Can a hepcat look at a cool queen? Well, yes – but only under these circumstances: when he’s standing at the junction of the Stockwell and Clapham Roads, while she’s sweeping past in a specially armoured Range Rover. I wonder what the Queen Consort made of our little patch of south London as, preceded by motorcycle outriders with sirens howling and lights flashing, her progress was so unimpeded that she spent all of 30 seconds in
these environs – I wouldn’t even have known it was her, if it wasn’t for the distinctively chinless-yet-resolute profile, and the fact that her visit to the Emmaus charity shop in nearby Brixton was then covered by the Times, a newspaper whose current editorial policy seems to be little else besides showcasing the ding-donging between senior and junior Windsors.
“Balancing” the vast amount of column inches expended on the Morons of Montecito, are any number of slavish pieces about the impeccably regal doings of the King and Queen. At the Emmaus shop, the Queen was reported as having vouchsafed to one of the staff that she, too, had been known to pick up a bargain at a charity shop. Lawks! Cue a chorus line of Cockneys with linked arms, high-kicking and singing out: “Ain’t she just the salt of the
earth! Ain’t she! We don’t resent the illimitable power and privilege, because scratch ’er and you’ll find someone just like us! Keen on a bargain, a fag an’ a laugh…” Or words to the same anodyne effect; which is to reinforce again and tediously again that while the last incarnation of the hierarchical principle may have shuffled off this mortal coil, there’s another one only too willing to undertake the necessary go-round.

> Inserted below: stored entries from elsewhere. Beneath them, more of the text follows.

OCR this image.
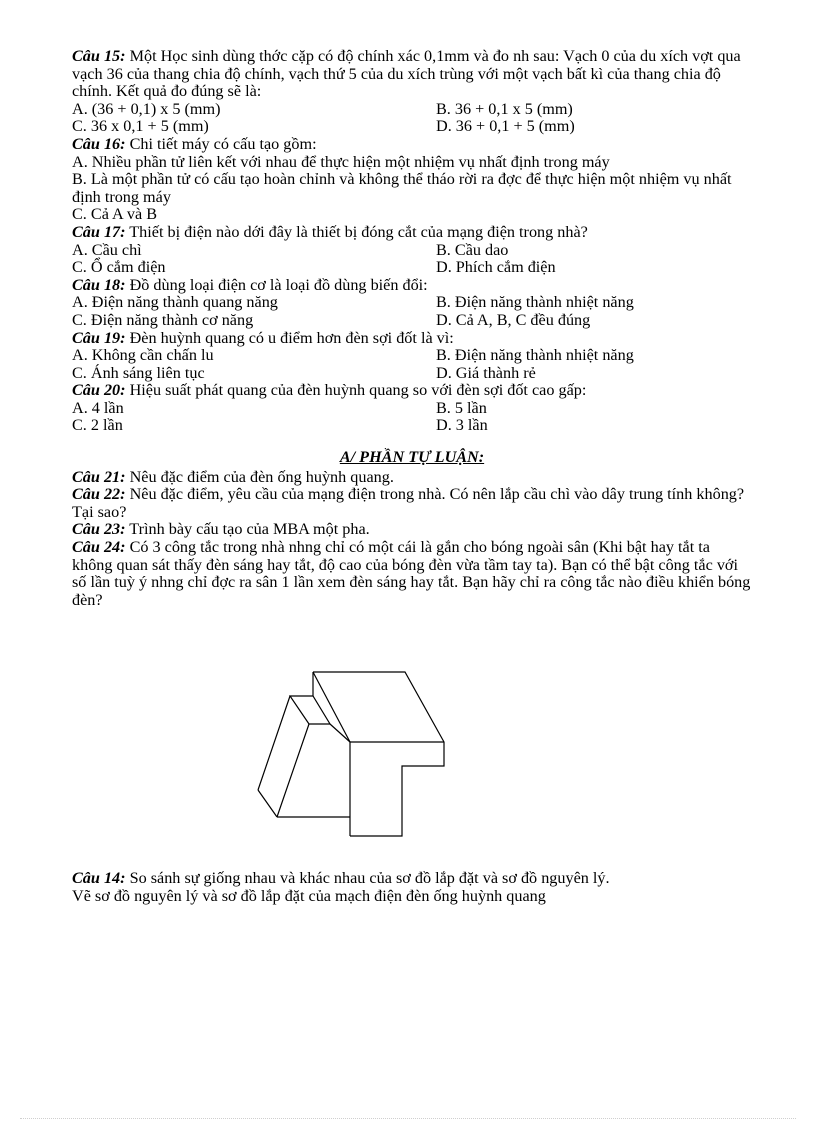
Câu 15: Một Học sinh dùng thớc cặp có độ chính xác 0,1mm và đo nh sau: Vạch 0 của du xích vợt qua vạch 36 của thang chia độ chính, vạch thứ 5 của du xích trùng với một vạch bất kì của thang chia độ chính. Kết quả đo đúng sẽ là:
A. (36 + 0,1) x 5 (mm)	B. 36 + 0,1 x 5 (mm)
C. 36 x 0,1 + 5 (mm)	D. 36 + 0,1 + 5 (mm)
Câu 16: Chi tiết máy có cấu tạo gồm:
A. Nhiều phần tử liên kết với nhau để thực hiện một nhiệm vụ nhất định trong máy
B. Là một phần tử có cấu tạo hoàn chỉnh và không thể tháo rời ra đợc để thực hiện một nhiệm vụ nhất định trong máy
C. Cả A và B
Câu 17: Thiết bị điện nào dới đây là thiết bị đóng cắt của mạng điện trong nhà?
A. Cầu chì	B. Cầu dao
C. Ổ cắm điện	D. Phích cắm điện
Câu 18: Đồ dùng loại điện cơ là loại đồ dùng biến đổi:
A. Điện năng thành quang năng	B. Điện năng thành nhiệt năng
C. Điện năng thành cơ năng	D. Cả A, B, C đều đúng
Câu 19: Đèn huỳnh quang có u điểm hơn đèn sợi đốt là vì:
A. Không cần chấn lu	B. Điện năng thành nhiệt năng
C. Ánh sáng liên tục	D. Giá thành rẻ
Câu 20: Hiệu suất phát quang của đèn huỳnh quang so với đèn sợi đốt cao gấp:
A. 4 lần	B. 5 lần
C. 2 lần	D. 3 lần
A/ PHẦN TỰ LUẬN:
Câu 21: Nêu đặc điểm của đèn ống huỳnh quang.
Câu 22: Nêu đặc điểm, yêu cầu của mạng điện trong nhà. Có nên lắp cầu chì vào dây trung tính không? Tại sao?
Câu 23: Trình bày cấu tạo của MBA một pha.
Câu 24: Có 3 công tắc trong nhà nhng chỉ có một cái là gắn cho bóng ngoài sân (Khi bật hay tắt ta không quan sát thấy đèn sáng hay tắt, độ cao của bóng đèn vừa tầm tay ta). Bạn có thể bật công tắc với số lần tuỳ ý nhng chỉ đợc ra sân 1 lần xem đèn sáng hay tắt. Bạn hãy chỉ ra công tắc nào điều khiển bóng đèn?
Câu 14: So sánh sự giống nhau và khác nhau của sơ đồ lắp đặt và sơ đồ nguyên lý.
Vẽ sơ đồ nguyên lý và sơ đồ lắp đặt của mạch điện đèn ống huỳnh quang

But anyway – royalty isn’t the issue here, it’s charity shop bargains. True, there was a time when you could not only buy well-made and fashionable clothes for next to nothing at Oxfam et al, but that time only existed because of a major shift in the culture of consumerism – and it’s now long gone. A well-made 1950s sharkskin suit; a bespoke, pinstripe 1940s one; 1960s brown suede slip-on shoes with elasticated sides; any number of collarless shirts; ex-services greatcoats, still with their brass buttons – this is just a small selection of the apparel I remember buying from charity shops in the late 1970s and early 80s. No single item – so far as I can recall – costing more than a fiver.
True, while you could buy a bespoke suit – it hadn’t been tailored for you, but rather for some portly 1940s fellow, with a pot belly and short spindly shanks, but that didn’t matter: this was the era of punk and a certain degree of mis-fitting only contributed to the overall effect. The clothes, shoes and hats came from another era: one before the widespread use of synthetic fabrics, and before the vast majority of garment fabrication was outsourced to Bangladesh, Vietnam and all points east.
Yes: the era when you truly could pick up a bargain in a charity shop was a function of the arrival of globalisation and its neoliberal ideology: it was the closing-down sale of the former workshop of the world, and we never saw its like again. Nowadays – as any fool, but not the Queen – knows, charity shops are for the most part either full of dismal tat; or, are like Oxfam’s specialist bookshops: stocked with the crème of the haute bourgeoisie’s discarded… crème. I don’t suppose the Queen is a big fan of the Frankfurt School, but before she pronounces on what is and what isn’t to be construed as a bargain in this regard, she might reflect on Walter Benjamin’s characterisation of fashion: “It prostitutes the living body to the organic world. In relation to the living it represents the rights of the corpse. Fetishism, which succumbs to the sex appeal of the inorganic, is its vital nerve; and the cult of the commodity recruits this to its service.”
He goes on to observe that the novelty of fashion is paradoxically delusional, for what’s unique about the brand-new frilly nylon panties the dedicated follower pulls right up tight, is that they’re exactly the same as those of all the other dedicated followers. And so, it goes on and on, around and around – which leads me to conclude that perhaps monarchy is the issue after all, for the British one markets itself as at once a fast fashion item and a timeless
classic. As for the “sex-appeal of the inorganic”, this nicely captures the royalists’ recherché raptures.